Avatar² is an open source framework for dynamic instrumentation and analysis of binary firmware, which was released in June 2017.
This talk does not only introduce avatar², but also focuses on the motivation and challenges for such a tool.
Dynamic binary instrumentation and analysis are valuable assets for security analysis and testing, and while a variety of tools exist for desktop software, the tooling landscape for analysing low-level binary firmware directly interacting with hardware is relatively empty.
This talk will first outline the key problems for developing dynamic firmware analysis tools and pinpoint different approaches to overcome those problems.

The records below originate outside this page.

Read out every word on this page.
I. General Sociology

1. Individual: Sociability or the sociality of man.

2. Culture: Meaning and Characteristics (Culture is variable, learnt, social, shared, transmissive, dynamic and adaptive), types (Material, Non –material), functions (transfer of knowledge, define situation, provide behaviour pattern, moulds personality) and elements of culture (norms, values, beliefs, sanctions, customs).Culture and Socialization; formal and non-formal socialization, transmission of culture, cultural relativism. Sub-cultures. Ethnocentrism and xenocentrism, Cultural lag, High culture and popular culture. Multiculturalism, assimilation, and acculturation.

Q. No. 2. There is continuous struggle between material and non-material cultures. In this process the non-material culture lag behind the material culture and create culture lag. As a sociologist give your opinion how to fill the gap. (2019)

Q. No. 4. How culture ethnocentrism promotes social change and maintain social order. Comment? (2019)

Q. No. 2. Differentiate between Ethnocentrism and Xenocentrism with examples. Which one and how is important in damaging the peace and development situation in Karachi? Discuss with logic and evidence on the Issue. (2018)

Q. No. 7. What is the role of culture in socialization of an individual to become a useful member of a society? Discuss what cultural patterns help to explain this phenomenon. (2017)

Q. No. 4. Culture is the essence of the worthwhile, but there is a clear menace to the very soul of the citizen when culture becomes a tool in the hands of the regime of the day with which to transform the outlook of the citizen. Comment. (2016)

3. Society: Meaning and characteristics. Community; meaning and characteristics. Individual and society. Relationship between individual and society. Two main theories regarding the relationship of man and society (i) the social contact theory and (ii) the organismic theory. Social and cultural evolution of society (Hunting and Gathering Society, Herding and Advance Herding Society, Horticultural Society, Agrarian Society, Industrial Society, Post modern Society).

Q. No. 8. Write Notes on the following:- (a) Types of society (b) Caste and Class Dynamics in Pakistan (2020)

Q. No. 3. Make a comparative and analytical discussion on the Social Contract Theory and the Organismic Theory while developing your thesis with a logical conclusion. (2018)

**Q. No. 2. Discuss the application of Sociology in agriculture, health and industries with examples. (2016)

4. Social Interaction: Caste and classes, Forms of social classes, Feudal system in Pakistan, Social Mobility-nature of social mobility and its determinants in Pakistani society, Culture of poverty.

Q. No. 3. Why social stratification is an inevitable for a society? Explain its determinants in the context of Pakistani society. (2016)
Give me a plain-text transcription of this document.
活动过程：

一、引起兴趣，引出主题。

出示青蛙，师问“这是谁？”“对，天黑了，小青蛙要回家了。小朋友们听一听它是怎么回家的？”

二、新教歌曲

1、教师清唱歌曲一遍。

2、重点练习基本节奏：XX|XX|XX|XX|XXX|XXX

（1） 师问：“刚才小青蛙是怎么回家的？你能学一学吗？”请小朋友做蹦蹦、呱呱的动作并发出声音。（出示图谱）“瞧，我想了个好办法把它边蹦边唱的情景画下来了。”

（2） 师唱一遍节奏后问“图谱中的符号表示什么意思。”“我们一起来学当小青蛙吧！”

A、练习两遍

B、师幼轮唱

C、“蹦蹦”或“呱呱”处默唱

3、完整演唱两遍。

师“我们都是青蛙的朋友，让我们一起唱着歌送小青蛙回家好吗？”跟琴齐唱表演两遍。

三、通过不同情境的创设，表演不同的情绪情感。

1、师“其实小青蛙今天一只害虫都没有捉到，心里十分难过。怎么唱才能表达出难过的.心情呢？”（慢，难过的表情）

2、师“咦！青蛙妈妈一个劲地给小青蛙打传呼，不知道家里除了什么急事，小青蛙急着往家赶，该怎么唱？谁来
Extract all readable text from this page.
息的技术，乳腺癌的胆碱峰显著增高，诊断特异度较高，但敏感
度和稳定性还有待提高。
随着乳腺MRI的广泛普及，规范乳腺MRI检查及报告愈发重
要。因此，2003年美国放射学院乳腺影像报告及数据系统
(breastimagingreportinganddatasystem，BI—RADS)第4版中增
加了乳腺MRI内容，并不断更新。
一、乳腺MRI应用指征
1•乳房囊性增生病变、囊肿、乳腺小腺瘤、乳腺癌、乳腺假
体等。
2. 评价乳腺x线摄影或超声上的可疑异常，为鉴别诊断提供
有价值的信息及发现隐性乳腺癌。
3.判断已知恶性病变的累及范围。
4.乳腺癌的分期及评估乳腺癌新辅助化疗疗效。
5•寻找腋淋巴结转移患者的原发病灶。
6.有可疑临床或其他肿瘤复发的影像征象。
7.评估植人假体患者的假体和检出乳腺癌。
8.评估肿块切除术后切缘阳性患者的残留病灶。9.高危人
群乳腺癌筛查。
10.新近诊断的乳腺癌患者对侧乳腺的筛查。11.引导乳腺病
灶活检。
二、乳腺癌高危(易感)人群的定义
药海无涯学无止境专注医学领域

The core of this talk, however, focuses on avatar², an open source framework built to ease firmware reversing and security analysis.
In more detail, avatar² utilizes partial emulation to enable transparent analysis of firmware, and while the main firmware is executed inside the emulator, I/O operations to and from the hardware are commonly relayed to the actual hardware or the emulator. To realize this complex orchestration, avatar² enables communication and state synchronization between a variety of popular tools, such as Qemu, OpenOCD, GDB, PANDA and angr.
While the declared scope of avatar² the is analysis of embedded firmware, this talk will also show that the framework can also be useful in other contexts, such as scripting gdb in python from outside gdb, or loading the state of a concretely executed binary into angr.